Periodic Reporting for period 2 - ENLIVEN (Encouraging Lifelong Learning for an Inclusive and Vibrant Europe)
Reporting period: 2017-10-01 to 2019-09-30
Nevertheless, not all has gone well. A target for participation was set in 2000, and raised under ‘Europe 2020’: it is clear that even the target originally set for 2010 will not be achieved by 2020. Early hopes that lifelong learning could ensure prosperity and social inclusion seem wide of the mark: for instance, people who participate in education and training as adults are overwhelmingly those who benefited most from education while at school. Those most in need get least. We know that lifelong learning to help the young – particularly badly affected post-2008 – have been a very qualified success. And with growing ‘Euroscepticism’, EU lifelong learning has clearly not succeeded in creating a universally-accepted European identity.
Of course, these are intractable problems. No single project can provide all the solutions – and even if we could, there is no simple link between what research demonstrates and what ‘policy-makers’ think realistic. With a focus on young adults (though we do not believe the young alone deserve education), Enliven has thrown light on what has gone wrong – and well – and why. In doing so, we have contributed to scientific and policy understanding.

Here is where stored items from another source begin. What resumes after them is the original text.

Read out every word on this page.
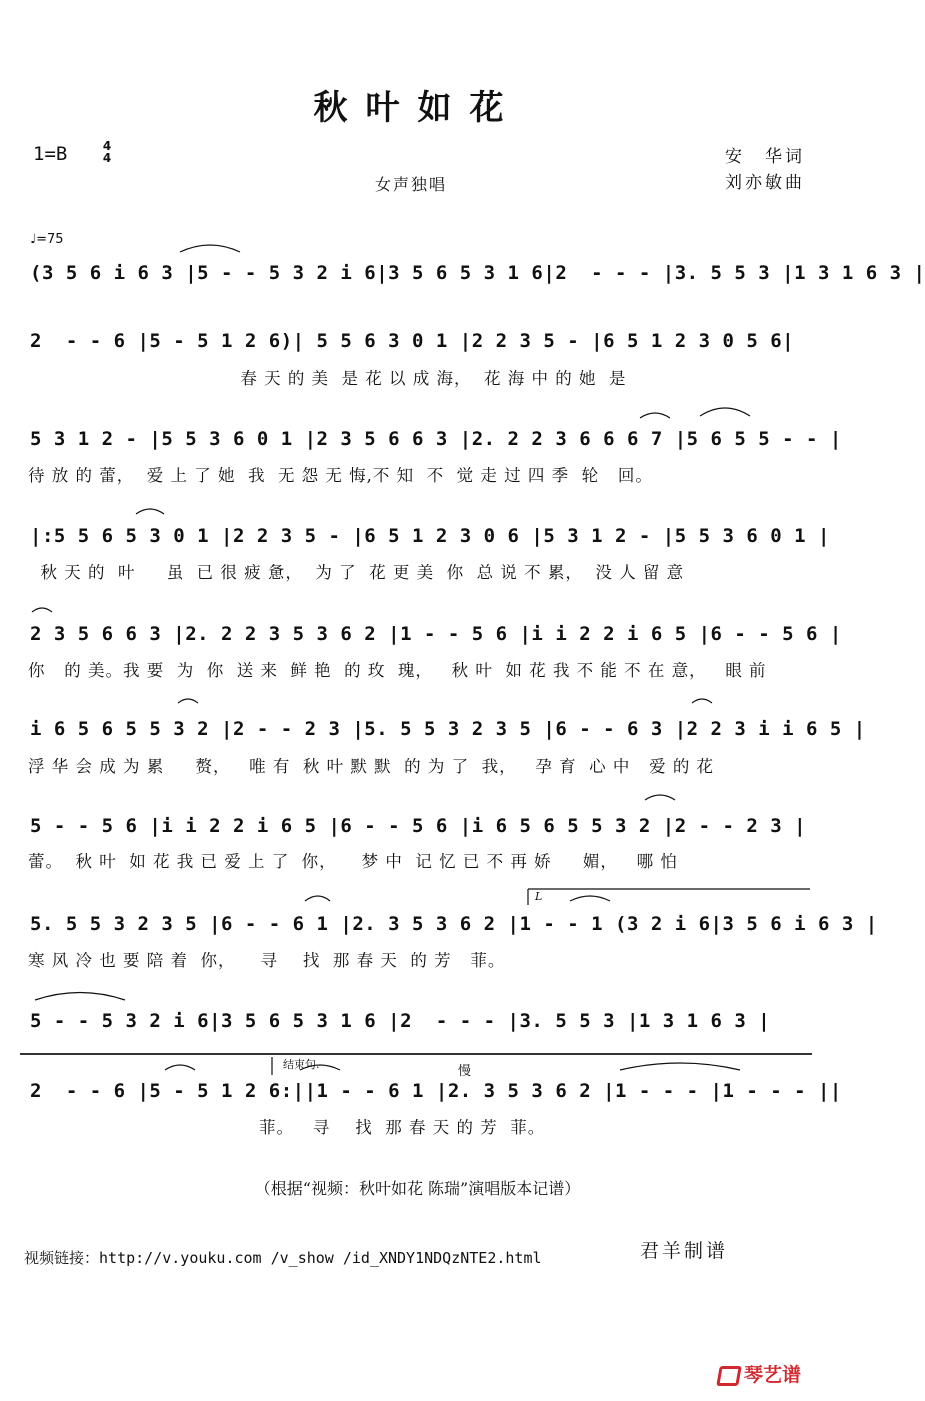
秋叶如花
1=B	4
4	安　华词
刘亦敏曲
女声独唱
♩=75
(3 5 6 i 6 3 |5 - - 5 3 2 i 6|3 5 6 5 3 1 6|2  - - - |3. 5 5 3 |1 3 1 6 3 |
2  - - 6 |5 - 5 1 2 6)| 5 5 6 3 0 1 |2 2 3 5 - |6 5 1 2 3 0 5 6|
春 天 的 美  是 花 以 成 海，  花 海 中 的 她  是
5 3 1 2 - |5 5 3 6 0 1 |2 3 5 6 6 3 |2. 2 2 3 6 6 6 7 |5 6 5 5 - - |
待 放 的 蕾，  爱 上 了 她  我  无 怨 无 悔,不 知  不  觉 走 过 四 季  轮   回。
|:5 5 6 5 3 0 1 |2 2 3 5 - |6 5 1 2 3 0 6 |5 3 1 2 - |5 5 3 6 0 1 |
秋 天 的  叶     虽  已 很 疲 惫，  为 了  花 更 美  你  总 说 不 累，  没 人 留 意
2 3 5 6 6 3 |2. 2 2 3 5 3 6 2 |1 - - 5 6 |i i 2 2 i 6 5 |6 - - 5 6 |
你   的 美。我 要  为  你  送 来  鲜 艳  的 玫  瑰，   秋 叶  如 花 我 不 能 不 在 意，   眼 前
i 6 5 6 5 5 3 2 |2 - - 2 3 |5. 5 5 3 2 3 5 |6 - - 6 3 |2 2 3 i i 6 5 |
浮 华 会 成 为 累     赘，   唯 有  秋 叶 默 默  的 为 了  我，   孕 育  心 中   爱 的 花
5 - - 5 6 |i i 2 2 i 6 5 |6 - - 5 6 |i 6 5 6 5 5 3 2 |2 - - 2 3 |
蕾。  秋 叶  如 花 我 已 爱 上 了  你，    梦 中  记 忆 已 不 再 娇     媚，   哪 怕
5. 5 5 3 2 3 5 |6 - - 6 1 |2. 3 5 3 6 2 |1 - - 1 (3 2 i 6|3 5 6 i 6 3 |
寒 风 冷 也 要 陪 着  你，    寻    找  那 春 天  的 芳   菲。
5 - - 5 3 2 i 6|3 5 6 5 3 1 6 |2  - - - |3. 5 5 3 |1 3 1 6 3 |
结束句.	慢
L
2  - - 6 |5 - 5 1 2 6:||1 - - 6 1 |2. 3 5 3 6 2 |1 - - - |1 - - - ||
菲。   寻    找  那 春 天 的 芳  菲。
（根据“视频：秋叶如花 陈瑞”演唱版本记谱）
视频链接：http://v.youku.com /v_show /id_XNDY1NDQzNTE2.html	君羊制谱
琴艺谱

Focussing on low-hanging fruit is common to most systems based on quantitative targets or ‘payment by results’. We also explored how policy is shaped, and how policies (and policy-makers) have formulated issues related to inequality: the changing ways in which social inclusion, vulnerability, and similar ideas are deployed. These have been reshaped over time to imply that responsibility for poor circumstances, and the route to a better life, are matters more of individual than collective responsibility. One profoundly important feature of the EU is its complex multi-level governance: nation states, local government, private companies, social movements and other actors combine to generate policies and carry them into effect. Using the policy trail method, we have thrown new light on policy formation, the role of particular policy measures and instruments (and mixes of them), in giving weight to particular actors and interests.
2. We examined variation in adult learning participation rates. We analysed how far ‘system characteristics’ – such as structural features of educational systems and labour markets – explain variations in participation rates, especially among disadvantaged young people. We used large-scale datasets, multilevel regression analysis, and a ‘pseudo-panel’ to understand change over time. A particularly innovative feature was to ‘drill down’ to compare not only countries but regions. Despite ‘globalisation’, labour markets, educational provision, demography etc often differ at the regional level. Our analysis shows how labour markets shape the need for skills and the opportunities for learning. The growing need for personal care skills seems ill-served by labour markets and policy aims which prioritise high-technology skills such as ICT. EU adult learning participation targets should be differentiated to take account of unequal social and geographical distribution of educational participation.
3. We looked at what and how young adults learn at work, using case studies of their organisational environments, based on extended interviews, documentation and observation. The quality of young adults' workplaces varies. We looked at three sectors (metals, retail and adult education) with contrasting features. We distinguished the impact on an individual’s learning of their workplace from particular features of their lifecourse. We showed that good workplace learning plays a vital role in creating occupational and professional identities and motivation to learn. We discovered managers are often unaware of their key role in shaping workplace learning potential.
4. We developed and piloted an Intelligent Decision Support System (IDSS), using case-based reasoning. With ‘big data’ and Artificial Intelligence playing an ever-greater part in people’s lives, influential voices suggest an IDSS can provide a more ‘scientific’ basis for policy. An IDSS needs to be focussed on specific areas: we focused on young adults Not in Employment, Education or Training (NEET); but our model could be applied elsewhere. We show the potential of an IDSS, but also that data currently collected in the EU needs to be strengthened to be a reliable base for such developments. We also point out that, in diverse democracies, specifying desired outcomes too precisely brings risks.
We have also made theoretical advances. We have explored and developed theories of bounded agency in adult learning. We have applied case-based reasoning in AI to policy-making. We have developed and operationalised the ‘policy trail’ method across a range of policy research issues. We have investigated EU governance using the notion of policy mixes. We have explored European datasets using a pseudo-panel approach, enabling better understanding of change, cause and effect. We have investigated the system characteristics of adult learning through analysis of regional level data. We have shown the value of learning biographies in understanding young adults’ learning, and developed new techniques for their analysis.